Local policies restricting flavors also decreased youth and adult tobacco use of these products, according to four studies included in the review. For example, a 2020 study of a ban on all flavored tobacco in San Francisco found that in young adults 18-24, flavored tobacco product use dropped from 81% to 69% and flavored e-cigarette use rates decreased from 57% to 45%.

Tobacco industry tactics for circumventing local flavor policies


Although local flavored tobacco policies have proven effective in reducing product availability, marketing and use, piecemeal local laws present tobacco manufacturers with opportunities to avoid regulation. The review noted several factors that may undermine or mitigate local flavor policies.

Flavor policies have prompted tobacco manufacturers to unveil new “concept” flavors – vague non-characterizing descriptions on packaging that do not expressly refer to flavors – that appear to be designed to subvert future restriction on the sale of flavored disposable e-cigarettes. One study found that seven years after policy implementation, 70.9% of New York City retailers sold non-cigarette tobacco products with new concept flavors descriptors that weren’t available previously.

Many policies examined also exempt adult-only tobacco shops from flavor restrictions, nudging some store owners to take advantage of the exemption. Studies noted an increase in the number of tobacco shop license applications or shops attempting to qualify as an adult-only tobacco shop by altering the store’s physical space.

Tobacco shops and manufacturers aren’t the only ones crafting ways around local flavor laws. People living in areas with local flavor policies may seek to purchase their products in neighboring areas that don’t have such restrictions. Fifteen percent of flavored or menthol tobacco users living or working in a city with a flavored tobacco sales restriction reported purchasing products online and 12% purchased from retailers outside of city boundaries.

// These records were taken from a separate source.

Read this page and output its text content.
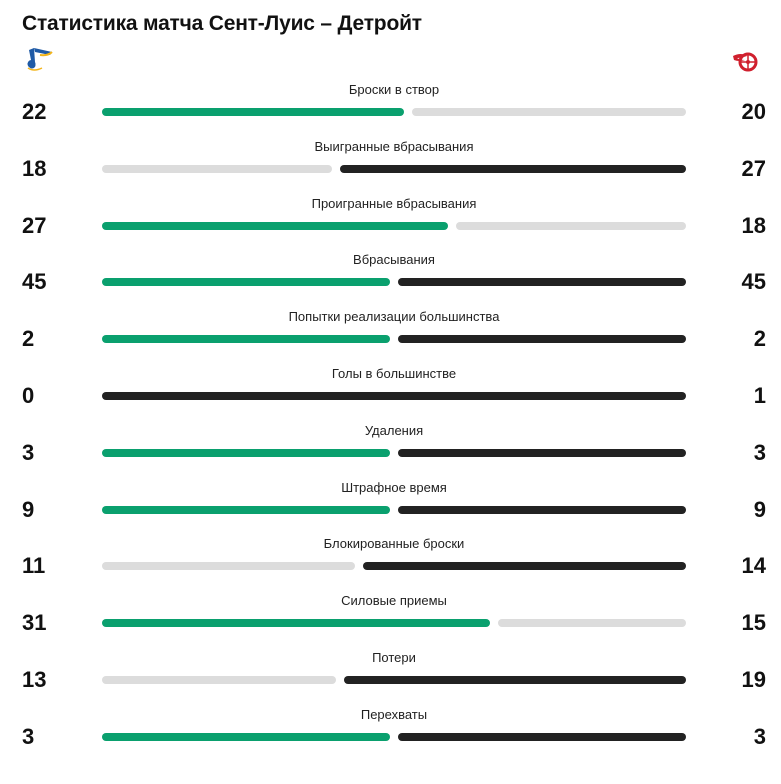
Статистика матча Сент-Луис – Детройт
Броски в створ
22	20
Выигранные вбрасывания
18	27
Проигранные вбрасывания
27	18
Вбрасывания
45	45
Попытки реализации большинства
2	2
Голы в большинстве
0	1
Удаления
3	3
Штрафное время
9	9
Блокированные броски
11	14
Силовые приемы
31	15
Потери
13	19
Перехваты
3	3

The need for federal regulation on flavored products


Local policies are important tools and incubators of strong policies, but limitations of local policies demonstrate the need for comprehensive federal policy. In addition to the evasive measures that tobacco retailers and consumers take to circumvent local tobacco control policies, none of the areas that implemented local restrictions were able to eliminate flavored product availability or sales entirely, speaking to the need for comprehensive FDA regulation on all e-cigarette products and on flavors.

“While states and localities are often seen as ‘laboratories’ for policy action, in the U.S. only the Food and Drug Administration can set national product standards regarding ingredients such as flavors, which would help reduce some of the unintended consequences of ambiguous product labeling and cross-border purchasing,” the authors write. The results of this study underscore the urgent need to complete and enforce rules limiting the sale of flavored tobacco products, including menthol.

In the meantime, state and local legislation governing tobacco flavors are critical in filling the gap left by incomplete federal policies. “Until comprehensive national policies are in place, however, US jurisdictions must continue their efforts to create and implement policies restricting the sale of flavored and menthol tobacco products to protect the most vulnerable from the deadly toll of tobacco-related disease and death,” the authors write.